Gas Complot

I have heard of previous gas complots against big oil companies were not successfull due to violence activity against the organizers from the same oil companies, is that true?

What’s a complot ?

What is a “gas complot” when it is at home? :confused:

I did discover that “complot” is a (surely very rare) synonym for plot or conspiracy, but that hardly helps. Googling for “gas complot” only got me pages in foreign languages, or with typos in them (though, no doubt, this thread itself will show up on Google soon).

I don’t seem to recall any headlines about oil companies sending their goon squads out to rough up people who said they were mean. You’d think that’d be pretty big news.

It’s the word for “conspiracy” in Spanish, French, Dutch, and a few other languages. My guess is that English is not the OP’s first language. Since Pirrurris is a figure in Mexican comedy I suspect it’s Spanish.

Do you mean situations like the ones mentioned in this news story about how fossil fuel companies deal with protesters in other countries?

Well, in that case, does “gas” mean gas (short for the American term “gasoline”, that is not used in British English), of does it mean gas (the state of matter, and something in which oil companies also take an interest)? Perhaps this is about anti-fracking protests, or something.

Incidentally, where does the American word “gasoline” come from? Here in Britain we call the stuff “petrol” which, fairly obviously, derives from the petroleum from which it is made, and “petroleum” derives from the Latin for gooey stuff from rock. What is the story about “gasoline”?

Ironically, both names (Gasoline and Petrol) come from London.

According to the Oxford Dictionary folks, some fairly new research (2012) indicates that Gasoline comes from a man named John Cassell, who imported the new substance into London and called it Cazeline Oil after his own name. Some time later, a Dublin man named Samuel Boyd began selling counterfeit Cazeline. When Cassell found out about it, Boyd changed the name from Cazeline to Gazeline. They ended up going to court, and Boyd claimed that he had coined the word Gazeline himself. The courts didn’t believe him, so Cazeline went back to being the “correct” spelling.

In the 1860s in the U.S., Congress declared a tax on the oil, and spelled it Gasoline. Over time, the “correct” spelling of Cazeline fell out of favor and the incorrect spelling of Gasoline became the standard. Other spellings (like Gasolene) were also common. Usage of the word Cazeline died out in the 1920s.
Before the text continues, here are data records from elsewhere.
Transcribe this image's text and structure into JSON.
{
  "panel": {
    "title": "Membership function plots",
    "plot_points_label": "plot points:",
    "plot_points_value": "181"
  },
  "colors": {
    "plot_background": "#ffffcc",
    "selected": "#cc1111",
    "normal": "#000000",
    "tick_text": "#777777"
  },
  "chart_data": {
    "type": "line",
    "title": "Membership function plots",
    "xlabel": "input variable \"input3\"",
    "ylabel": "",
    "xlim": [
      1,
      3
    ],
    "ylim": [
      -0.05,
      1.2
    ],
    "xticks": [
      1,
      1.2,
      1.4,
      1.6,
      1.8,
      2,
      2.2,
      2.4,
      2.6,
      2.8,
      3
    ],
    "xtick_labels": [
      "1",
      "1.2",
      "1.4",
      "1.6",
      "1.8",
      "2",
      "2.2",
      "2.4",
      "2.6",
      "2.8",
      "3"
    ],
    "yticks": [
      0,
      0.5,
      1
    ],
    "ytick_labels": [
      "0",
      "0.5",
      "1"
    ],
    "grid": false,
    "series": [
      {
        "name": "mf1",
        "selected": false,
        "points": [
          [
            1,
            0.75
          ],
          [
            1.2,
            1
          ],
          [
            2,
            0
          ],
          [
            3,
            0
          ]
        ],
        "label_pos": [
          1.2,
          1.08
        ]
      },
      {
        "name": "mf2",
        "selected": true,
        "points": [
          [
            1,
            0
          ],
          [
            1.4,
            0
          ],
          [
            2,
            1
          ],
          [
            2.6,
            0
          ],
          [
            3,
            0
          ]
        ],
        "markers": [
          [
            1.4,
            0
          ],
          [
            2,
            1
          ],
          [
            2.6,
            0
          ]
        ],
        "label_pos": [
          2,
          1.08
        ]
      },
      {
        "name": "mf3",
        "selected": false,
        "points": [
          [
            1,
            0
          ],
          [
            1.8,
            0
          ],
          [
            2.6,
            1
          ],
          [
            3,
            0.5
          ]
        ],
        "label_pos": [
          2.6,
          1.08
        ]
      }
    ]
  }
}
The word Petrol can be traced back to British wholesaler Carless, Capel & Leonard, who marketed it as a solvent in the 1870s. They tried to trademark the name later, but by then the word was in common use and the registration was not allowed.

More info in the Oxford Dictionary blog article here:

Wikipedia article:

I guess the senior partner didn’t have any other use for it, huh? :slight_smile:

The way OP phrases it it could be a mistranslation of “boycott” as well. I suppose we would need him/her to come back and explain.